Concours IJBA 2007

Publié le 15 mai 2007.
Dans : Médias, Journalisme, Perso |

Un billet un peu plus personnel que les précédents, sur le concours de l’IJBA (Institut de Jounalisme Bordeaux-Aquitaine) qui s’est déroulé ce samedi 12 mai à Bordeaux (Bordeaux II - Victor Ségalen).

Première chose : merci d’avoir fait débuter le concours à 13h (en théorie), ça laisse le temps aux parisiens d’arriver en train le jour même -bien qu’en s’étant levé à 5h45- et de repartir dans le journée, après une étape assez speed tout de même.
Arrivé sur le site du concours, on attend sagement pendant une bonne heure devant l’amphi ; c’est forcement pas simple de faire entrer 400 étudiants dans cette salle de torture cet amphi un par un en vérifiant l’identité de chaque candidat (et par bonheur, les 812 candidats sont sur deux amphis).
L’horaire de convocation est à 13h, la première épreuve n’a débuté qu’à 14h30. Pour se mettre en jambe, le résumé de film, épreuve assez originale puisque j’ignore si elle se pratique ailleurs. Ce n’est le cas ni au CELSA, ni au CUEJ.
Le reportage suivant, de l’émission Strip Tease, nous a été diffusé. Un résumé de quinze lignes au maximum était attendu, en 45 minutes, diffusion du film comprise.
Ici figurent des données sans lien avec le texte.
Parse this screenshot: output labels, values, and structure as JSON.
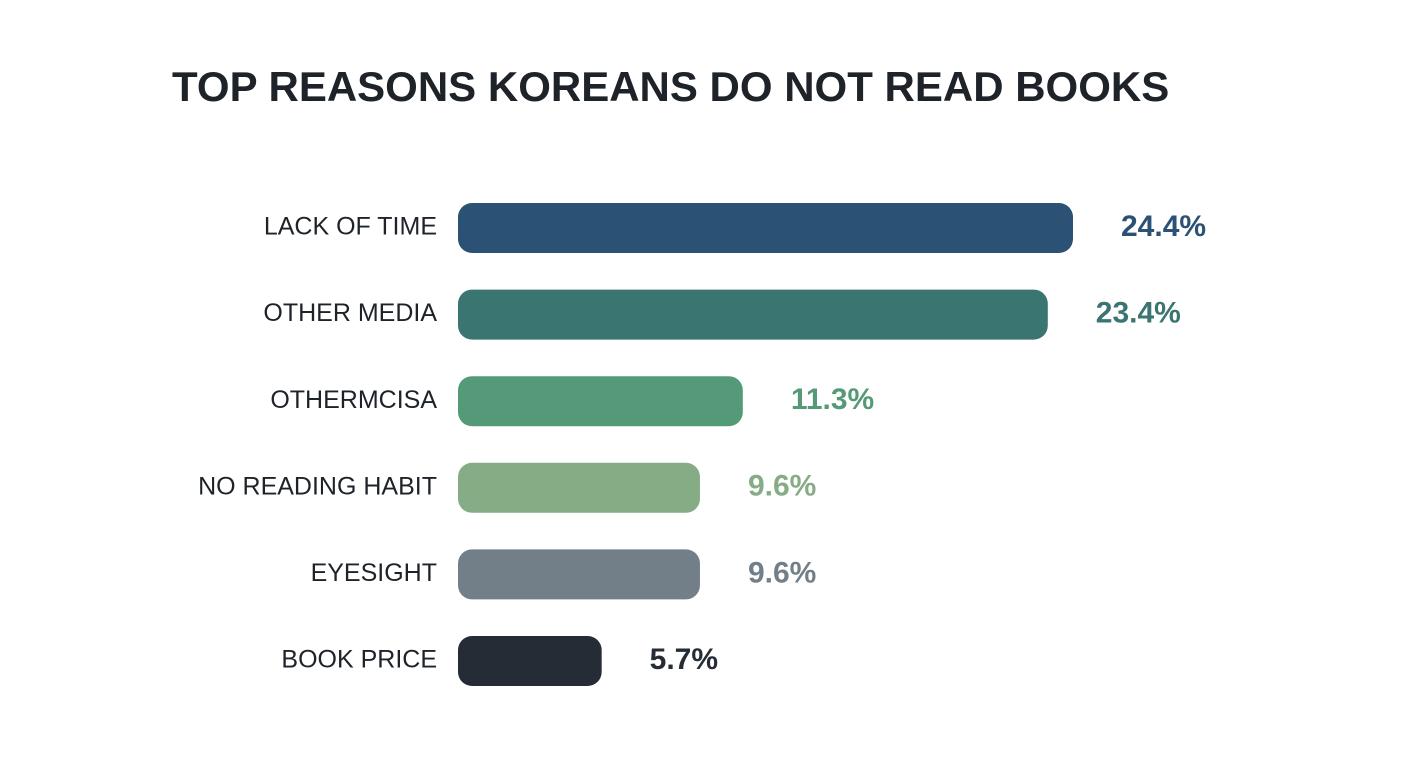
{
  "chart_data": {
    "type": "bar",
    "orientation": "horizontal",
    "title": "TOP REASONS KOREANS DO NOT READ BOOKS",
    "categories": [
      "LACK OF TIME",
      "OTHER MEDIA",
      "OTHERMCISA",
      "NO READING HABIT",
      "EYESIGHT",
      "BOOK PRICE"
    ],
    "values": [
      24.4,
      23.4,
      11.3,
      9.6,
      9.6,
      5.7
    ],
    "value_labels": [
      "24.4%",
      "23.4%",
      "11.3%",
      "9.6%",
      "9.6%",
      "5.7%"
    ],
    "colors": [
      "#2b5174",
      "#3a7572",
      "#559a78",
      "#86ac86",
      "#737f88",
      "#252c36"
    ]
  }
}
L’épreuve, comme toutes celles de l’IJBA, est très courte. On ne peut donc pas se disperser dans d’interminables brouillons. La prise de notes pendant le film est indispensable, et je pense que la différence se fait sur les copies originales. J’imagine l’horreur que ce doit être pour les correcteurs de corriger cent copies à la suite, presque identiques, … ignoble. La copie originale, comme une bouffée d’oxygène, sort du lot, c’est peut être une chance (mais aussi un risque à prendre). J’ai été un peu dérouté par ce documentaire, assez particulier, c’est le moins qu’on puisse dire. Finalement j’ai choisi de le traiter de façon plutôt tendre, avec une pointe de cynisme. On verra si c’est payant. En quinze lignes, l’exercice est compliqué, c’est vraiment court.
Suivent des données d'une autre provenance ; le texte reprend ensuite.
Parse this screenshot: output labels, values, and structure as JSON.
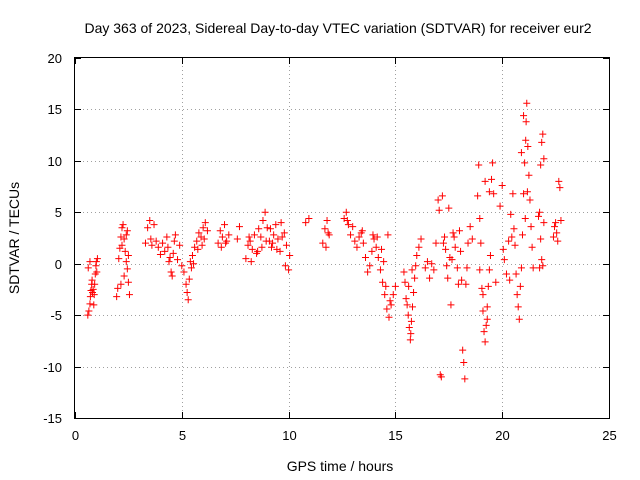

La seconde épreuve, juste à la suite, dure trente minutes. C’est celle du projet d’enquète. Au choix, deux sujets : les “rurbains” ou l’innovation technologique. J’ai fait le second choix, comme la majorité apparemment. Là aussi, les contraintes sont surtout sur la forme que sur le fond. Trente minutes, c’est vraiment court. Mais pire que ça : tout doit tenir sur une copie, une misérable page, recto verso, mais la moitié du recto est occupé par les informations imposés (nom, prénom, numéro de candidat, etc).
Là j’ai choisis de traiter l’innovation technologique en Île-de-France de façon assez globale. D’abord le questionnement d’origine, puis en quatre points. Une première approche assez pratique, ensuite des cas particuliers, une ouverture sur l’international et enfin les enjeux contemporains. J’ai peur de n’avoir pas été assez précis, d’avoir fait une projet d’enquète trop ouvert. À voir.
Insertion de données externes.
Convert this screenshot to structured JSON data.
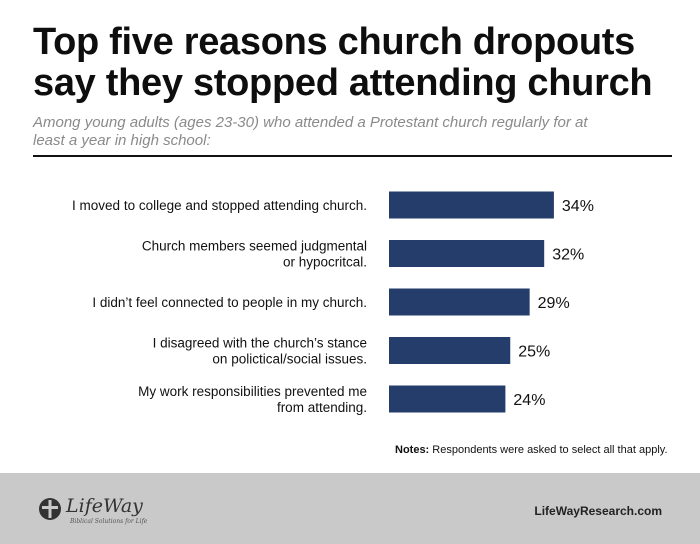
{
  "header": {
    "title": "Top five reasons church dropouts say they stopped attending church",
    "subtitle": "Among young adults (ages 23-30) who attended a Protestant church regularly for at least a year in high school:"
  },
  "chart_data": {
    "type": "bar",
    "orientation": "horizontal",
    "categories": [
      [
        "I moved to college and stopped attending church."
      ],
      [
        "Church members seemed judgmental",
        "or hypocritcal."
      ],
      [
        "I didn’t feel connected to people in my church."
      ],
      [
        "I disagreed with the church’s stance",
        "on polictical/social issues."
      ],
      [
        "My work responsibilities prevented me",
        "from attending."
      ]
    ],
    "values": [
      34,
      32,
      29,
      25,
      24
    ],
    "value_labels": [
      "34%",
      "32%",
      "29%",
      "25%",
      "24%"
    ],
    "unit": "%",
    "bar_color": "#253d6b",
    "grid": false,
    "legend": "none"
  },
  "notes": {
    "label": "Notes:",
    "text": " Respondents were asked to select all that apply."
  },
  "footer": {
    "logo_text": "LifeWay",
    "logo_tagline": "Biblical Solutions for Life",
    "site": "LifeWayResearch.com",
    "background": "#c9c9c9"
  }
}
Pour la troisième épreuve, l’amphi se divise en deux. La partie basse sort en pause, pendant que l’autre compose en français. L’épreuve de français, je la redoutais, on voit bien sur ce blog que l’orthographe est parfois approximative. En guise de mise en bouche : une dictée. Je passe sous silence la diction et les approximations de la personne qui dictait (la chaleur sans doute). J’ai buté sur Alléluia, auquel j’ai mis un H en fin de mot, et c’était le premier mot de l’épreuve, ça fait mal … Je pense pas gagner beaucoup de points sur cette épreuve.
Après la dictée, une série d’exercices de français assez classiques. Une liste de mot avec des accents à replacer (amertume, gout, ephemeride et un autre mot qui m’échappe). Des phrases à trous avec des verbes à replacer, des expressions à corriger (Eux aussi ne le sont pas / C’est de ça dont nous raffolons / etc ), un texte avec quatre fautes à retrouver (Faudrat-il, intéret) et deux expressions à connaitre : Aller à Canossa et Du capitole à la Roche Tarpéienne. Pas évident donc.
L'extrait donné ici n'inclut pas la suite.